| > Well, empirically we're getting quite a lot of people attempting it! > Without something like this we'd just have 100s-1000s of unstructured resumes in different formats to rank against each other. So instead of hundreds or thousands of unstructured resumes in different formats, you have hundreds or thousands of completed programming tests. Even assuming that you automatically filter out submissions that fail testing, given that there are a lot of ways to solve a problem, you'd still be stuck evaluating potentially hundreds of correct submissions. More importantly, a test doesn't seem to be aligned with your top priority: > ...but the most important requirement is significant independent programming experience as demonstrated by your GitHub account, personal projects, academic publications, or startup success. Are you assuming that all of the folks most accomplished in the real world are going to complete your programming test successfully? Since you ultimately seem to be interested in folks who can build dashboards, I would think you'd be far better off asking candidates to build a dashboard prototype using sample data you provide. There are lot of really smart developers out there with advanced degrees who could solve programming quizzes all day long but couldn't design and implement a useful dashboard application. |
I'm guessing the MVP of hackerrank was the web code editor + lint/findbugs/whatever for filtering. A lot of people have spent a lot of time writing open source projects that convert code to metrics, so making a reasonably prioritized list is probably fairly easy.

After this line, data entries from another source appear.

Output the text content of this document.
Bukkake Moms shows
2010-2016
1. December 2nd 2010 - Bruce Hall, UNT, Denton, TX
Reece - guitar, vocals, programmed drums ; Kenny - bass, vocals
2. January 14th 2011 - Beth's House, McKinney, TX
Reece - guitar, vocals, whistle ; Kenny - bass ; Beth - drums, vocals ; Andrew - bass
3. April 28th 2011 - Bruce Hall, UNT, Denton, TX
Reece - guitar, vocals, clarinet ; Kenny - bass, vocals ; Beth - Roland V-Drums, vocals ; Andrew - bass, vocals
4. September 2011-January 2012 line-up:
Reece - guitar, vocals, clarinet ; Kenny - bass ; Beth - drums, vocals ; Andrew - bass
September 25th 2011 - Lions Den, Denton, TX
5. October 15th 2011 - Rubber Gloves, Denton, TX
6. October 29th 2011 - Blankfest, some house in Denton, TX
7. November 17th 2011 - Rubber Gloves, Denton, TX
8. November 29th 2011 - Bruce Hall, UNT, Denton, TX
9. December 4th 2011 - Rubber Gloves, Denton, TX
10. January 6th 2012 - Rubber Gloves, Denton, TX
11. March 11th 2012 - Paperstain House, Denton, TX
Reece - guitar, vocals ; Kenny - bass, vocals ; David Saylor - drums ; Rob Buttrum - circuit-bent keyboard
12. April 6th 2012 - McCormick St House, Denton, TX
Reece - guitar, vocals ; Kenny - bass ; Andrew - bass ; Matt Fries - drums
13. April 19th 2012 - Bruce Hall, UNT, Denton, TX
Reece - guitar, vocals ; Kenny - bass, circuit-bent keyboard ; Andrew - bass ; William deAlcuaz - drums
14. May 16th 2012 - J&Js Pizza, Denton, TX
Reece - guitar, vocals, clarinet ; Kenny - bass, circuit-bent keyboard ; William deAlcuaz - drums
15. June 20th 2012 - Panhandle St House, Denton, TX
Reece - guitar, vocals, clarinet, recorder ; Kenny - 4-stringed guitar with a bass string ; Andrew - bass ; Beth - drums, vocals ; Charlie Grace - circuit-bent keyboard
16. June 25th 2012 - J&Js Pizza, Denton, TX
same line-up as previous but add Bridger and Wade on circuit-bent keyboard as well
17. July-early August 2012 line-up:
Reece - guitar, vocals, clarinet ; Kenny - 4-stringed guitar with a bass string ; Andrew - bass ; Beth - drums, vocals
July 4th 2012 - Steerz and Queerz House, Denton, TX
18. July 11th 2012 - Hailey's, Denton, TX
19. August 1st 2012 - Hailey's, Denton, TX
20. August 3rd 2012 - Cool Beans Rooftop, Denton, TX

> There are lot of really smart developers out there with advanced degrees who could solve programming quizzes all day long but couldn't design and implement a useful dashboard application.
Agree!
I think this is a great critique of HackerRank as a business idea -- while they are new, it's just a hurdle that weeds the busier coders out of your hiring pool... if they become established there will be books on cramming for it, and will no longer separate the wheat from the chaff.